Polyamines are essential for the growth and survival of all cells with biosynthesis and transportation of polyamines being very active in tumors. With the aim of developing a new tumor imaging agent, the endogenous polyamine, spermine was labeled with 99mTc, and its characters were also evaluated via in vitro and in vivo studies. 99mTc-labeled spermine probe (99mTc-spermine) was synthesized by the direct pretinning procedure and the labeling procedure was optimized with regard to the pH, reaction time, amounts of spermine and SnCl2. The stability of the 99mTc-spermine and its capacity to accumulate into 4T1 tumor cells were also evaluated.
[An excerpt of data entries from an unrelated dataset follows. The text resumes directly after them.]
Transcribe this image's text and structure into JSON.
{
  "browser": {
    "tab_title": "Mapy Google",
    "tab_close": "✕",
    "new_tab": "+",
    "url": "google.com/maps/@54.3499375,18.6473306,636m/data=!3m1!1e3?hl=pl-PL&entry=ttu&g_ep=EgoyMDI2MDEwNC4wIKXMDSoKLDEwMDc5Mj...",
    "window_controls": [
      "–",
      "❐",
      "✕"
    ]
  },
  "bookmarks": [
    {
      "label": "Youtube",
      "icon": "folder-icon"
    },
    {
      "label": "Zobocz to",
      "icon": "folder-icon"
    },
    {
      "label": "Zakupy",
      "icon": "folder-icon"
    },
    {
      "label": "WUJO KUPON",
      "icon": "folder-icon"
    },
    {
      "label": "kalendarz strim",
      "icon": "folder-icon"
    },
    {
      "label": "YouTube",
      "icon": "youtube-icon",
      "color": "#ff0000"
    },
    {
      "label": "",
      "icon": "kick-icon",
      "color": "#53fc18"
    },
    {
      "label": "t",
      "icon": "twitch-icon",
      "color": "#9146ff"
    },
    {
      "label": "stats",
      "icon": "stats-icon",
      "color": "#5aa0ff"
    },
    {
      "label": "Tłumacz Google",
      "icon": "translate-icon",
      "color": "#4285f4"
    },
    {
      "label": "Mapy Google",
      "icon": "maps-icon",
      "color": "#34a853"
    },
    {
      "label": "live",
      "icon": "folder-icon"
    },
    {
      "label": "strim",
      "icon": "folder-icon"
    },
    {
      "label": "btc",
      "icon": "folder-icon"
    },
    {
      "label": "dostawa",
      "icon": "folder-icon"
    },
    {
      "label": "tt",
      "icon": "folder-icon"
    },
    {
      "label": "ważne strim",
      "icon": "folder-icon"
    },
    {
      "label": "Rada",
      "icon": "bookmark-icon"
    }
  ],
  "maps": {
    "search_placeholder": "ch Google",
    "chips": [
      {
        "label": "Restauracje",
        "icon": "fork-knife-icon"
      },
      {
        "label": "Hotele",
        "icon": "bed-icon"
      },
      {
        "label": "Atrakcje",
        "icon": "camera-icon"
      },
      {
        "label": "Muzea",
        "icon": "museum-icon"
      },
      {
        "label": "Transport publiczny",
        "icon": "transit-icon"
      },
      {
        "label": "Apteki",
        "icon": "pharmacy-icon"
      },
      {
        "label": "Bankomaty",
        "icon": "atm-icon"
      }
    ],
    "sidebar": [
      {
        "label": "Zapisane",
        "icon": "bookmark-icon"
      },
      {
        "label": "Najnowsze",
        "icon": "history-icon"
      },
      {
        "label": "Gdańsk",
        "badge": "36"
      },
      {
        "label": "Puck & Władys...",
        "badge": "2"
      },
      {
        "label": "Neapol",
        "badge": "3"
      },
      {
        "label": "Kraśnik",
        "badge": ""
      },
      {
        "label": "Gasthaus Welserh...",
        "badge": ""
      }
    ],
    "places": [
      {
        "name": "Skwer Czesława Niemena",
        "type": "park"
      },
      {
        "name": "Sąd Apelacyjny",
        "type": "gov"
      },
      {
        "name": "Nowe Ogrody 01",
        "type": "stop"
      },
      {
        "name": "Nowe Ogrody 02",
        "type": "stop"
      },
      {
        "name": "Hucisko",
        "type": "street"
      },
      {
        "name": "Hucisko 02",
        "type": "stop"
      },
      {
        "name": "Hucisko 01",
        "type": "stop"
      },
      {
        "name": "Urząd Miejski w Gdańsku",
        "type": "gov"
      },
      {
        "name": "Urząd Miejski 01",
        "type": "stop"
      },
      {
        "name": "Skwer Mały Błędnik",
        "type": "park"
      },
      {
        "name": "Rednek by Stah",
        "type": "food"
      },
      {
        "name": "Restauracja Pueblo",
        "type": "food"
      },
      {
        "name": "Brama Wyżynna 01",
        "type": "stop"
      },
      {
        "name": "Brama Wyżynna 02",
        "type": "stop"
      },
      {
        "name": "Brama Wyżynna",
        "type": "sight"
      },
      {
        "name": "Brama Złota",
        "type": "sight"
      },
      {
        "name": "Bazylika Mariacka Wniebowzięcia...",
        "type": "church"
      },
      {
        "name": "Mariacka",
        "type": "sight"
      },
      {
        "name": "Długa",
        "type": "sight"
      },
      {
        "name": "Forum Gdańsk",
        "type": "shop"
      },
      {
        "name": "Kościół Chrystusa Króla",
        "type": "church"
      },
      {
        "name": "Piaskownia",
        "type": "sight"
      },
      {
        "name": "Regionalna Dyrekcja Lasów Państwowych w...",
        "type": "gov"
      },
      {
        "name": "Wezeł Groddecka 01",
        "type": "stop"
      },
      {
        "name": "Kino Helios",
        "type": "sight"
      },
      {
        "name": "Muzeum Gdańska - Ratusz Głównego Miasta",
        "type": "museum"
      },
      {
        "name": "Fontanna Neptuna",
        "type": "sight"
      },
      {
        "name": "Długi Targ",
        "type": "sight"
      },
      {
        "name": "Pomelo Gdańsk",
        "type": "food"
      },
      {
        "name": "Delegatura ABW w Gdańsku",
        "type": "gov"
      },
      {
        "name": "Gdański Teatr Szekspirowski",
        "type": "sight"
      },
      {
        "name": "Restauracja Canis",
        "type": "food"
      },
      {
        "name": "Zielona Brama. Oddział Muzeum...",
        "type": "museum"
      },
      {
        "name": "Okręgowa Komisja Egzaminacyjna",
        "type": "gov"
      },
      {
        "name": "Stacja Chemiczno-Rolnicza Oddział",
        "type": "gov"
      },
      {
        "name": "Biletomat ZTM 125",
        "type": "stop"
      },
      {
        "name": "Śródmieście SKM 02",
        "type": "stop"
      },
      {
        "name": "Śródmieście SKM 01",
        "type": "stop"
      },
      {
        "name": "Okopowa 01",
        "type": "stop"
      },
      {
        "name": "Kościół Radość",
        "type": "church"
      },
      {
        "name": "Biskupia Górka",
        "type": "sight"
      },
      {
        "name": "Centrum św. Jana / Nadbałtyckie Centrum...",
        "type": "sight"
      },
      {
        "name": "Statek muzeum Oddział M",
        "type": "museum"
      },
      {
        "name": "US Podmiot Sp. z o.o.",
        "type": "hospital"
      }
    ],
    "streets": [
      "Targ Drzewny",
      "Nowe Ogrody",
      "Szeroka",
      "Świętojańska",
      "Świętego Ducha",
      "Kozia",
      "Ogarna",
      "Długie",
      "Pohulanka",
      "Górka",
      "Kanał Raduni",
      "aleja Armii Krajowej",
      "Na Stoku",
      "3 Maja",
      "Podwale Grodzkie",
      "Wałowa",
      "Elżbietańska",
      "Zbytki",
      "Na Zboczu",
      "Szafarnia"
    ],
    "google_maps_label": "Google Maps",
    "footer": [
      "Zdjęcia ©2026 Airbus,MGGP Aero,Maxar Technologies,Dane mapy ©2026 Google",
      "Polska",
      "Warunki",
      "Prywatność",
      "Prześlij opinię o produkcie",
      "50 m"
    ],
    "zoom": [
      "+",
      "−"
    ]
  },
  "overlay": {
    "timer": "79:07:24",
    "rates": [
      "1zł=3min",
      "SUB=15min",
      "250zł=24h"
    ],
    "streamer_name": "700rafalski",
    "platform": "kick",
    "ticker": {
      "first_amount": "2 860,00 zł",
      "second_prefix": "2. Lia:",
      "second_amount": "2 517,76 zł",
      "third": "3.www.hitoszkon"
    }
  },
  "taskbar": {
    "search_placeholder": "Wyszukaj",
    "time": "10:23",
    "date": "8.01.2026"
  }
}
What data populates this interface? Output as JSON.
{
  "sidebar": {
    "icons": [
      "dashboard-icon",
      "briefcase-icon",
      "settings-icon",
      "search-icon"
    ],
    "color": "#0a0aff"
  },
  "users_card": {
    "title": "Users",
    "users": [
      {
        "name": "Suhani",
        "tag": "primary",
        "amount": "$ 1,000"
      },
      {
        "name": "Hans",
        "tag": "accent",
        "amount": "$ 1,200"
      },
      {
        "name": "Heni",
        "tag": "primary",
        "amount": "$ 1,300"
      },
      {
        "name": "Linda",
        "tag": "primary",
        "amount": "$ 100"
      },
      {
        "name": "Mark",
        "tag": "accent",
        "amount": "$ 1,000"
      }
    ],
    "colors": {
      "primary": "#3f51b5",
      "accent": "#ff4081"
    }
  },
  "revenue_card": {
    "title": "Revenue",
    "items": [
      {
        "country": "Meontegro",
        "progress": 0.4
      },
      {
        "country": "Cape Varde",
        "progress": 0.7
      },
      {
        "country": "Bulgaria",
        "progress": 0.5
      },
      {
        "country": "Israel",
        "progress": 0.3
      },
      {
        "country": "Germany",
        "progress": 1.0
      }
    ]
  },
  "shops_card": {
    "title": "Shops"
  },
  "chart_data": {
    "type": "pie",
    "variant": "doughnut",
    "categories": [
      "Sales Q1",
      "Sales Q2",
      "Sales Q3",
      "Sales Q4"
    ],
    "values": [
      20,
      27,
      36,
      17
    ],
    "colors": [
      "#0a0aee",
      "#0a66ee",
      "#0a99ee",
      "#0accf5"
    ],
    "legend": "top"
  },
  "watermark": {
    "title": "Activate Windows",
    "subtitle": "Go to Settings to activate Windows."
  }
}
Biodistribution of 99mTc-spermine was studied in 4T1 tumor-bearing mice. In the optimal conditions, the whole radiosynthesis was accomplished within 10 min with a decay-corrected yield of 96.5 ± 1.3 % and radiochemical purity of >95 %.99mTc-spermine was stable at both 37 and 4 °C for at least 6 h. In vitro tests revealed that the ability of 99mTc-spermine to penetrate in 4T1 tumour cells and an excess of spermine blocked the accumulation of the compound in the models. Biodistribution studies showed a high tumor uptake peaked at 30 min post-injection with 1.82 ± 0.19 % ID%/g. The tumor to muscle uptake ratios of the probe were 3.60 ± 0.51, 4.48 ± 0.29, 4.82 ± 0.18, 5.64 ± 0.10, respectively at 30 min, 1, 2 and 4 h postinjection. Block studies indicated that 99mTc-spermine had specific binding of tumor via polyamine transport systems. 99mTc-spermine is a promising radiopharmaceutical in tumor imaging. Further studies are required to determine the usability of 99mTc–spermine for diagnosis purposes.